禹北珩目光扫过顾渊仍虚虚扶着谢璜胳膊的手,心里莫名窜起一股火,顺势拉住谢璜的手腕,声音低沉:“走了。”
顾渊挑眉,没说什么,只是快走两步与谢璜并肩,温声问:“小璜,我开车来的,送你回去?”
“不劳顾律师费心,”禹北珩声音冷飕飕的,“我的人,我自己会送。”
谢璜听到那声“我的人”,微微一怔。现在的他,越来越看不懂禹北珩了。
顾渊嘴角抽动一下,依旧维持着风度:“可我听说,禹总似乎已经和小璜分手了?”
禹北珩面色骤然转寒,锐利的目光直射向顾渊。顾渊不避不让,依旧笑得温文尔雅。
“呵,”禹北珩嗤笑,“顾律师有闲心操心别人的家事,不如先把自己家那摊子弄明白。”
顾渊表情微不可察地一变。都是京市圈子里有头有脸的人物,谁家还没点难言的纠葛。
谢璜听得云里雾里,只觉得两人之间的气氛陡然绷紧,连忙开口:“你放开我……”
“你要跟他走?”禹北珩脾气本就不好,这些天在谢璜面前伏低做小却连手都没牵到,早已憋了一肚子火,一听谢璜说“放开”,下意识以为他选择顾渊,语气瞬间结冰,每个字都冒着寒气。
谢璜皱起眉,也被他这态度惹出几分脾气。他已经说得很清楚,两人结束了,禹北珩这些天反复无常的举动让他疲惫。他抬起头,说得认真坚决:“禹先生,我们已经结束了。我不明白你现在这样做是什么意思,但对我而言,结束了就是结束了。希望你以后尽量远离我的生活。至于别墅和那些钱,我会尽快还给你。房子我已经找好,很快搬走。所以,也请你不要这样对顾学长说话。
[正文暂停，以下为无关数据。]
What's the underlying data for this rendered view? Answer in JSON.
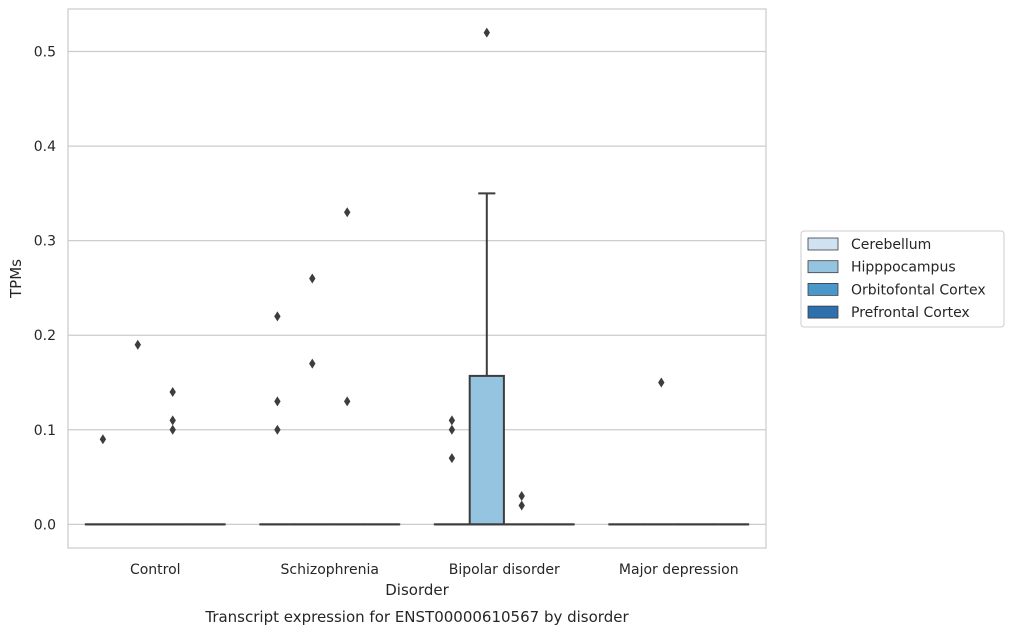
{
  "chart_data": {
    "type": "box",
    "title": "Transcript expression for ENST00000610567 by disorder",
    "xlabel": "Disorder",
    "ylabel": "TPMs",
    "ylim": [
      -0.025,
      0.545
    ],
    "yticks": [
      "0.0",
      "0.1",
      "0.2",
      "0.3",
      "0.4",
      "0.5"
    ],
    "ytick_values": [
      0,
      0.1,
      0.2,
      0.3,
      0.4,
      0.5
    ],
    "grid": true,
    "legend_position": "right",
    "categories": [
      "Control",
      "Schizophrenia",
      "Bipolar disorder",
      "Major depression"
    ],
    "series": [
      {
        "name": "Cerebellum",
        "color": "#d0e1f2",
        "boxes": [
          {
            "q1": 0,
            "median": 0,
            "q3": 0,
            "whisker_low": 0,
            "whisker_high": 0,
            "outliers": [
              0.09
            ]
          },
          {
            "q1": 0,
            "median": 0,
            "q3": 0,
            "whisker_low": 0,
            "whisker_high": 0,
            "outliers": [
              0.1,
              0.13,
              0.22
            ]
          },
          {
            "q1": 0,
            "median": 0,
            "q3": 0,
            "whisker_low": 0,
            "whisker_high": 0,
            "outliers": [
              0.07,
              0.1,
              0.11
            ]
          },
          {
            "q1": 0,
            "median": 0,
            "q3": 0,
            "whisker_low": 0,
            "whisker_high": 0,
            "outliers": []
          }
        ]
      },
      {
        "name": "Hipppocampus",
        "color": "#94c4df",
        "boxes": [
          {
            "q1": 0,
            "median": 0,
            "q3": 0,
            "whisker_low": 0,
            "whisker_high": 0,
            "outliers": [
              0.19
            ]
          },
          {
            "q1": 0,
            "median": 0,
            "q3": 0,
            "whisker_low": 0,
            "whisker_high": 0,
            "outliers": [
              0.17,
              0.26
            ]
          },
          {
            "q1": 0,
            "median": 0,
            "q3": 0.157,
            "whisker_low": 0,
            "whisker_high": 0.35,
            "outliers": [
              0.52
            ]
          },
          {
            "q1": 0,
            "median": 0,
            "q3": 0,
            "whisker_low": 0,
            "whisker_high": 0,
            "outliers": [
              0.15
            ]
          }
        ]
      },
      {
        "name": "Orbitofontal Cortex",
        "color": "#4a98c9",
        "boxes": [
          {
            "q1": 0,
            "median": 0,
            "q3": 0,
            "whisker_low": 0,
            "whisker_high": 0,
            "outliers": [
              0.1,
              0.11,
              0.14
            ]
          },
          {
            "q1": 0,
            "median": 0,
            "q3": 0,
            "whisker_low": 0,
            "whisker_high": 0,
            "outliers": [
              0.13,
              0.33
            ]
          },
          {
            "q1": 0,
            "median": 0,
            "q3": 0,
            "whisker_low": 0,
            "whisker_high": 0,
            "outliers": [
              0.02,
              0.03
            ]
          },
          {
            "q1": 0,
            "median": 0,
            "q3": 0,
            "whisker_low": 0,
            "whisker_high": 0,
            "outliers": []
          }
        ]
      },
      {
        "name": "Prefrontal Cortex",
        "color": "#2e6fad",
        "boxes": [
          {
            "q1": 0,
            "median": 0,
            "q3": 0,
            "whisker_low": 0,
            "whisker_high": 0,
            "outliers": []
          },
          {
            "q1": 0,
            "median": 0,
            "q3": 0,
            "whisker_low": 0,
            "whisker_high": 0,
            "outliers": []
          },
          {
            "q1": 0,
            "median": 0,
            "q3": 0,
            "whisker_low": 0,
            "whisker_high": 0,
            "outliers": []
          },
          {
            "q1": 0,
            "median": 0,
            "q3": 0,
            "whisker_low": 0,
            "whisker_high": 0,
            "outliers": []
          }
        ]
      }
    ]
  }
}
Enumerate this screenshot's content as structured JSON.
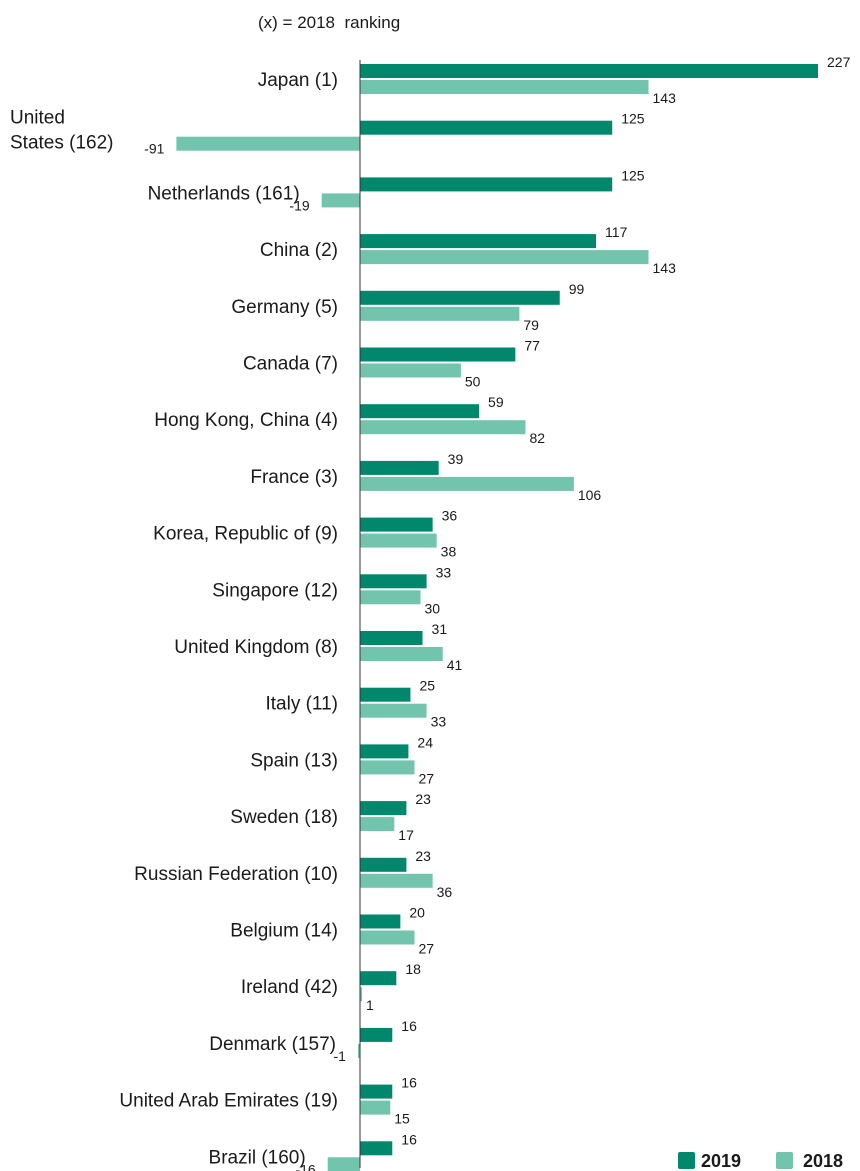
{
  "chart_data": {
    "type": "bar",
    "orientation": "horizontal",
    "note": "(x) = 2018  ranking",
    "categories": [
      "Japan (1)",
      "United States (162)",
      "Netherlands (161)",
      "China (2)",
      "Germany (5)",
      "Canada (7)",
      "Hong Kong, China (4)",
      "France (3)",
      "Korea, Republic of (9)",
      "Singapore (12)",
      "United Kingdom (8)",
      "Italy (11)",
      "Spain (13)",
      "Sweden (18)",
      "Russian Federation (10)",
      "Belgium (14)",
      "Ireland (42)",
      "Denmark (157)",
      "United Arab Emirates (19)",
      "Brazil (160)"
    ],
    "series": [
      {
        "name": "2019",
        "color": "#00876c",
        "values": [
          227,
          125,
          125,
          117,
          99,
          77,
          59,
          39,
          36,
          33,
          31,
          25,
          24,
          23,
          23,
          20,
          18,
          16,
          16,
          16
        ]
      },
      {
        "name": "2018",
        "color": "#72c4ac",
        "values": [
          143,
          -91,
          -19,
          143,
          79,
          50,
          82,
          106,
          38,
          30,
          41,
          33,
          27,
          17,
          36,
          27,
          1,
          -1,
          15,
          -16
        ]
      }
    ],
    "legend_position": "bottom-right",
    "grid": false
  }
}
”
顾渊没料到谢璜会如此直白,瞥见禹北珩瞬间铁青的脸色,唇角几不可见地弯了一下。
禹北珩整个人僵在原地,脸色难看至极。
谢璜说完,也觉得禹北珩神色骇人,但他并不后悔。他静了静,伸手从禹北珩肩上取回自己的背包,语气平静而疏离:“再见,禹先生。”一句话,清清楚楚划清了界限。
禹北珩骄傲惯了,何时被人这样当面撇清过,只能眼睁睁看着顾渊对他露出一个略带挑衅的笑容,随后跟上谢璜的脚步,并肩远去。